Worship, it seems, is not something we do,
            it is rather who we are.
And the Psalmist knows this,
            having experienced the grace of God in his own life,
            which becomes in its totality an offering of worship back to God.
 
But then we get a shift in verse 11,
            where the Psalmist starts to petition God,
            to not withhold God’s mercy from him.
 
And we should note that this kind of rhetorical development
            appears in numerous other psalms as well (see Psalms 9-10; 27; 44; 74; 89).
 
But this move from thanksgiving to petition
            is a reminder of the context of suffering that shaped the Psalter.
 
Clinton McCann says it well:
            “whether individually or corporately, we always pray out of need,
            at least in the sense that no deliverance is final in this mortal life.”
 
The journey from orientation, through disorientation, to new orientation
            is not a journey we make only once in our lives.

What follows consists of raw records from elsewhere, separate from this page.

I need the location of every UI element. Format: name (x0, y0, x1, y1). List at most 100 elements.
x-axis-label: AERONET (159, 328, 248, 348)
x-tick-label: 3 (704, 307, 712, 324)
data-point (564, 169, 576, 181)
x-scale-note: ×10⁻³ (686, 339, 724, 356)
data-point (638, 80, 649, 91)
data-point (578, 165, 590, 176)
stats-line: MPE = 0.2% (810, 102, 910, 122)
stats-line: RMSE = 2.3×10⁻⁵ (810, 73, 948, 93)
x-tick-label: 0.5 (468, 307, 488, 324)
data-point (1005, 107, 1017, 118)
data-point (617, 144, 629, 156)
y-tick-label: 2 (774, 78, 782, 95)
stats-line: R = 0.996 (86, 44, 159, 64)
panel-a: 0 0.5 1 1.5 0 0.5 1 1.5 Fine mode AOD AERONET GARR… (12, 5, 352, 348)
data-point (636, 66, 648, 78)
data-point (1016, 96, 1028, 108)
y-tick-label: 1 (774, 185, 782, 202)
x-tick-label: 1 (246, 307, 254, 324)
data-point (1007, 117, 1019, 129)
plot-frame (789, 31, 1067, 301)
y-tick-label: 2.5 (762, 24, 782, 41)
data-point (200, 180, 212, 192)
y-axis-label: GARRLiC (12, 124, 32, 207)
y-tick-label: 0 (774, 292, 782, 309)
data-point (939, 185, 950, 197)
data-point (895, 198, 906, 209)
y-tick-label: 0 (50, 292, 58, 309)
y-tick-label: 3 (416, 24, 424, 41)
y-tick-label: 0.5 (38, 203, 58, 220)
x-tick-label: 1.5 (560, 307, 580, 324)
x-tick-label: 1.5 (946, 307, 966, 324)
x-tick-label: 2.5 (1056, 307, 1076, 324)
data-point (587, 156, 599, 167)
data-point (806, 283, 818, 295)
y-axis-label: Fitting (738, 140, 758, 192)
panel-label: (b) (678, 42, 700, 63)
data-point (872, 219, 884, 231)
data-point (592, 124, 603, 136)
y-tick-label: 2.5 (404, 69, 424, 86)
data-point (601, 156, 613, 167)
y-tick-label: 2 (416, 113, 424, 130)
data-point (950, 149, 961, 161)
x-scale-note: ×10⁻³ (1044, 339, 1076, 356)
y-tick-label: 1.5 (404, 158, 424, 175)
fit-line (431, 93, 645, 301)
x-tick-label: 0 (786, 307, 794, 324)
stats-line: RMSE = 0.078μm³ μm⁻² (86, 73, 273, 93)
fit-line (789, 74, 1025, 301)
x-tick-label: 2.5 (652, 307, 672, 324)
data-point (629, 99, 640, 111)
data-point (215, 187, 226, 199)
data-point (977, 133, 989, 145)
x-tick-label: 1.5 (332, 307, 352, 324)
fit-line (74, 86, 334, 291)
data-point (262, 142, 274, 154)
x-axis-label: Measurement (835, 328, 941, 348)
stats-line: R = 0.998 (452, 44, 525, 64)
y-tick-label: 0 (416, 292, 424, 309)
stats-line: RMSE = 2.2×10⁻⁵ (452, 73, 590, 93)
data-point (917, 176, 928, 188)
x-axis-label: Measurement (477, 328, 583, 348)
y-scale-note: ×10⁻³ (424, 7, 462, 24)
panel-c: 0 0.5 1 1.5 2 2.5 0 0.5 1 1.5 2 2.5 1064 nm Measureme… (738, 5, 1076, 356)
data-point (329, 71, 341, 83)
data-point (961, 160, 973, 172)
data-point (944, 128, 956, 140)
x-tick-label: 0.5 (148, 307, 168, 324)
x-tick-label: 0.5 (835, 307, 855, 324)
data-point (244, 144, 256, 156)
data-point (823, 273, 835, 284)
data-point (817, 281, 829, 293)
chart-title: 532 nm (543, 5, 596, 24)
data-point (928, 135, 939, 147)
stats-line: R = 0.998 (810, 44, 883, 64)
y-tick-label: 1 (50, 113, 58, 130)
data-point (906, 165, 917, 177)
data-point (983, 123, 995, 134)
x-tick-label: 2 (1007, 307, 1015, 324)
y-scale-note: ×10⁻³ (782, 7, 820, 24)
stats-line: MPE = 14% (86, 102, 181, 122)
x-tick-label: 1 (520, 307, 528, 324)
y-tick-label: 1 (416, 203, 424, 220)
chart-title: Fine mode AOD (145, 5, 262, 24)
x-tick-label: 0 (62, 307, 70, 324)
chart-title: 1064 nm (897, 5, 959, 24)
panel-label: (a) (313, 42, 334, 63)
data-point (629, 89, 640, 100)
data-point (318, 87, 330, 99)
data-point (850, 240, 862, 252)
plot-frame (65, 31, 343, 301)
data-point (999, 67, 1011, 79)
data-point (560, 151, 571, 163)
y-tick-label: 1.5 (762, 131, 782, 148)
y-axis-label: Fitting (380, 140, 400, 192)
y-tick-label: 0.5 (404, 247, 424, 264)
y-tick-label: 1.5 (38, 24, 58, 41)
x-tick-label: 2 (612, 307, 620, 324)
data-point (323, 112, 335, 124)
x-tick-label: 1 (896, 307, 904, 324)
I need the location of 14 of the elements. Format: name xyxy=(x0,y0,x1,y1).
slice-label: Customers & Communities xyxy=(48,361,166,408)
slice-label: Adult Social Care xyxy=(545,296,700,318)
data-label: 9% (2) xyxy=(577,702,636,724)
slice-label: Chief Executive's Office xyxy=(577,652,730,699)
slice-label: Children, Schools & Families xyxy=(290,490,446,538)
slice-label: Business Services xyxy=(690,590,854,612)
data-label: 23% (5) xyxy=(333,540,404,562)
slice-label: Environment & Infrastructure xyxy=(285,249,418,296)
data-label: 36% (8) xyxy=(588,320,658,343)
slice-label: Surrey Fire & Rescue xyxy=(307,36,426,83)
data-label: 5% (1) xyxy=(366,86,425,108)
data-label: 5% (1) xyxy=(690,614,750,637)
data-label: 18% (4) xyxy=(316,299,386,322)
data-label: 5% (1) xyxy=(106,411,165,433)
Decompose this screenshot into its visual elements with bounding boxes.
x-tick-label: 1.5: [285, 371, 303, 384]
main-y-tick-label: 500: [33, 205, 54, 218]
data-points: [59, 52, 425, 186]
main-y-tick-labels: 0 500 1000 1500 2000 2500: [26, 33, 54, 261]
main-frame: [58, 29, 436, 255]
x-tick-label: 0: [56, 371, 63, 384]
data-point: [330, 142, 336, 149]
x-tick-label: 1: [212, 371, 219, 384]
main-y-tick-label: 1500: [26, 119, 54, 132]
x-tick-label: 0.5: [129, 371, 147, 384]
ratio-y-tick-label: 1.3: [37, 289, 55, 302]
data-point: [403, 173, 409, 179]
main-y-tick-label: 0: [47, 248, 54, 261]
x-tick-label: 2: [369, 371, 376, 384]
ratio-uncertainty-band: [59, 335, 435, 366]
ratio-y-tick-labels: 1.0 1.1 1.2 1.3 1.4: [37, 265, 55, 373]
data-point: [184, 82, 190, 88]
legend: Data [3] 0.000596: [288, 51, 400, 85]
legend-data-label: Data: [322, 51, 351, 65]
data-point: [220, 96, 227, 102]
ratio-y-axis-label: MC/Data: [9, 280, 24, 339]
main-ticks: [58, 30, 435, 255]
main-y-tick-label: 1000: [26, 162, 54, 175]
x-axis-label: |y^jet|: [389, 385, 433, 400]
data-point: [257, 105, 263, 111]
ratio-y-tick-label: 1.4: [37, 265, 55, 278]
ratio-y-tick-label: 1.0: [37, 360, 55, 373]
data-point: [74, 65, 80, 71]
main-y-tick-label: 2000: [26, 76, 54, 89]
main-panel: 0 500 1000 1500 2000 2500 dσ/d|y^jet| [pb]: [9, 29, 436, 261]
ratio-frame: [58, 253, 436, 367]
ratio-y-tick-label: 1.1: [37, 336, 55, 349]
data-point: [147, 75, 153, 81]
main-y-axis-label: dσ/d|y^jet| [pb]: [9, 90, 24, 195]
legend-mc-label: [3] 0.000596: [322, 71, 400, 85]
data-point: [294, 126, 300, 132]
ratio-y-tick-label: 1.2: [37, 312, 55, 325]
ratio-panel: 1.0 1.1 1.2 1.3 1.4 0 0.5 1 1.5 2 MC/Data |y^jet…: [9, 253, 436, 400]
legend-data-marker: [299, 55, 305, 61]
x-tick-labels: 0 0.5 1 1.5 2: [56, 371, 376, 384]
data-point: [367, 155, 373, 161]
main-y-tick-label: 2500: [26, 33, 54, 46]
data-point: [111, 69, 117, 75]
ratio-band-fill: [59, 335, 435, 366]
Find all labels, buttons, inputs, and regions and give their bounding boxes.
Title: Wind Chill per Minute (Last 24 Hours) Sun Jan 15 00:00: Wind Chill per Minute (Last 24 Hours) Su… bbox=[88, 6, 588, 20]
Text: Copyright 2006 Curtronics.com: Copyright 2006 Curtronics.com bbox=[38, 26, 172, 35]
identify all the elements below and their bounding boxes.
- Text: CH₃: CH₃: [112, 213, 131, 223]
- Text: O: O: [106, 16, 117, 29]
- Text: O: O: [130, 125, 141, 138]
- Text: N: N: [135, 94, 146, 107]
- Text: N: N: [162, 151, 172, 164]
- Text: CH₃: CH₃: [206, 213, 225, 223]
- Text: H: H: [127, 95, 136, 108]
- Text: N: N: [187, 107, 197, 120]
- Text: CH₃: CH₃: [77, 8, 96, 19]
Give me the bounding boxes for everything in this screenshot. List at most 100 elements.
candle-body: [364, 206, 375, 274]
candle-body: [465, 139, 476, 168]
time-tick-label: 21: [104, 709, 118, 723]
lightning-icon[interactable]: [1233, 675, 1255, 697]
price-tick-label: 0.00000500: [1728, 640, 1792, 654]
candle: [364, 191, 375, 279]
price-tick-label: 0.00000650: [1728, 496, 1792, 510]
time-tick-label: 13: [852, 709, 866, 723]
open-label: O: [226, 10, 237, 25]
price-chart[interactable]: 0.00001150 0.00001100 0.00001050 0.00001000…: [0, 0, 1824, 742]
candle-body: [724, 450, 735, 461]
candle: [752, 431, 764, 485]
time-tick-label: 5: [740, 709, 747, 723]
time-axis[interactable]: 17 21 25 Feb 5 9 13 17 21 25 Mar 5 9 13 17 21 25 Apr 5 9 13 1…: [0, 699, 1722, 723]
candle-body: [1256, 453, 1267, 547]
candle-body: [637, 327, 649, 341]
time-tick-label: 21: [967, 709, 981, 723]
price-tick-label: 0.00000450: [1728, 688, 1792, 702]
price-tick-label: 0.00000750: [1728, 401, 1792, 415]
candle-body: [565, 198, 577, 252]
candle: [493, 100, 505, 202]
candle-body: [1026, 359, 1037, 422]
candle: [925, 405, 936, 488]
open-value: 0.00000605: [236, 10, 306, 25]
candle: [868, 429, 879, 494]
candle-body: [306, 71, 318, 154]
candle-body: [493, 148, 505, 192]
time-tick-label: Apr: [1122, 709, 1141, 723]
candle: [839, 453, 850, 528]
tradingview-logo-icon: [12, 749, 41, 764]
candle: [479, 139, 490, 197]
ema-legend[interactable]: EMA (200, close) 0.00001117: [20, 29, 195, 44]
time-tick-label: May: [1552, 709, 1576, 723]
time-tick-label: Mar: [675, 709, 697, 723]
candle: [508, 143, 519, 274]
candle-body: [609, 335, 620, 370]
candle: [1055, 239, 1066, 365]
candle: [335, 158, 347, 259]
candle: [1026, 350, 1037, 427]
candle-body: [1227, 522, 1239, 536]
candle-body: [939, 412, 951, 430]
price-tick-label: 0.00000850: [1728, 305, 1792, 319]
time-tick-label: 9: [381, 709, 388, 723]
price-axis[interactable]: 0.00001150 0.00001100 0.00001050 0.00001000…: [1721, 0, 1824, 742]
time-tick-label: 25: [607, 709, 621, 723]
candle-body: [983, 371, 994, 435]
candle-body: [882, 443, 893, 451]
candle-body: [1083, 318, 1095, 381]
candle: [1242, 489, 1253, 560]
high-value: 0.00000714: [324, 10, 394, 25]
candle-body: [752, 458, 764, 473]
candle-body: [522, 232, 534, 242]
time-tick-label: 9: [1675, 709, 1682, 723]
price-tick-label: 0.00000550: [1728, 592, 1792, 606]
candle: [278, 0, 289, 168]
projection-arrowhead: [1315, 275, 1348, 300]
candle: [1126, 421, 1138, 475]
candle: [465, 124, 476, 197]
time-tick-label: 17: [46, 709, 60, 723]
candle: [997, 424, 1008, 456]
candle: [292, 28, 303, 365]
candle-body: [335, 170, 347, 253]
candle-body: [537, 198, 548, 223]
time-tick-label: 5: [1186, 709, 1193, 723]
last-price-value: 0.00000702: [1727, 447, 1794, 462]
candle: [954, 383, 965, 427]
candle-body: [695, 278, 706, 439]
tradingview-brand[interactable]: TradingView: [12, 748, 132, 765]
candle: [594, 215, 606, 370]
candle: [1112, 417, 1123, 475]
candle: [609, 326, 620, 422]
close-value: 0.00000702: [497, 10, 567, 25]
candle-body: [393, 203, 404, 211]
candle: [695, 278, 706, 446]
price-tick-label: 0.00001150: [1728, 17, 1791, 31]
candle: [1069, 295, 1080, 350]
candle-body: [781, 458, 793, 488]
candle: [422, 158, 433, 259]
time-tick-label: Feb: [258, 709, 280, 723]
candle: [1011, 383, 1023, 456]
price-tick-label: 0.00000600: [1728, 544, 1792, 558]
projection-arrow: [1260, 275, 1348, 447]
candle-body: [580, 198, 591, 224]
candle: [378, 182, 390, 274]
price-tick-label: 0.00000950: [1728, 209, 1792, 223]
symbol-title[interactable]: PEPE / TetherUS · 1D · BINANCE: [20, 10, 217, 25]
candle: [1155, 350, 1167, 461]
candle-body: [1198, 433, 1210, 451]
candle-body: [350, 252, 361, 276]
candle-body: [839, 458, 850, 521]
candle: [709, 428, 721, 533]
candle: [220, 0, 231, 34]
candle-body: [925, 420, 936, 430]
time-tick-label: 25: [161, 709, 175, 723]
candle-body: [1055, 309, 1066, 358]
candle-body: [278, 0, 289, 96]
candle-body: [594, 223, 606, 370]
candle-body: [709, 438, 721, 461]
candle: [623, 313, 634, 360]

The first time we face disorientation may be the most devastating,
            as the certainties that had previously sustained us come crumbling down,
and the path through to new orientation may be hardest
            the first time we make our weary way
                        through the valley of the shadow of death
                        to the soul-restoring pastures that await us on the other side.
 
But we will go there again, and again;
            and we will need to keep discovering what the psalmist of old discovered,
which is that is always a new song to be learned,
            a new world to be sung into being.
 
Those of us who learn to sing the psalms and songs of new orientation
            discover as we do so that these songs of praise take their deepest meaning
            when sung by those who have walked the darkest valleys,
                        stood in the midst of the shaking mountains,
                        and experienced life when the bottom drops out.
 
Life will never be the same.
            But God meets all who suffer in the depths of their sufferings.
 
So as we gather in worship today,
            to offer our own songs of praise to God,
            what new song will we learn to sing in our lives?
 
What note of grace can we hear today,
            in spoken word, or enacted sacrament,
            that will continue to sound in our lives as we leave this place?
 
Will we see in the bread and wine the broken body and shed blood of Christ,
            who suffers as we suffer, who dies as we all must die,
but who nonetheless continues to speak to us
            words of hope and new life
            that death and evil can never defeat?
 
If we as God’s people can discover our own songs of new orientation,
            as we patiently journey through the complexities of life,
then we will find that we are learning to sing into being the gospel of Christ,
            sharing with others the good news
            that God is love, and that God is good.
 
            I waited patiently for the Lord
            He inclined and heard my cry
            He lift me up out of the pits
            Out of the miry clay
 
            I will sing, sing a new song
            How long to sing this song?
 
            He set my feet upon a rock
            And made my footsteps firm
            Many will see
            Many will see and hear
 
            I will sing, sing a new song
            How long to sing this song?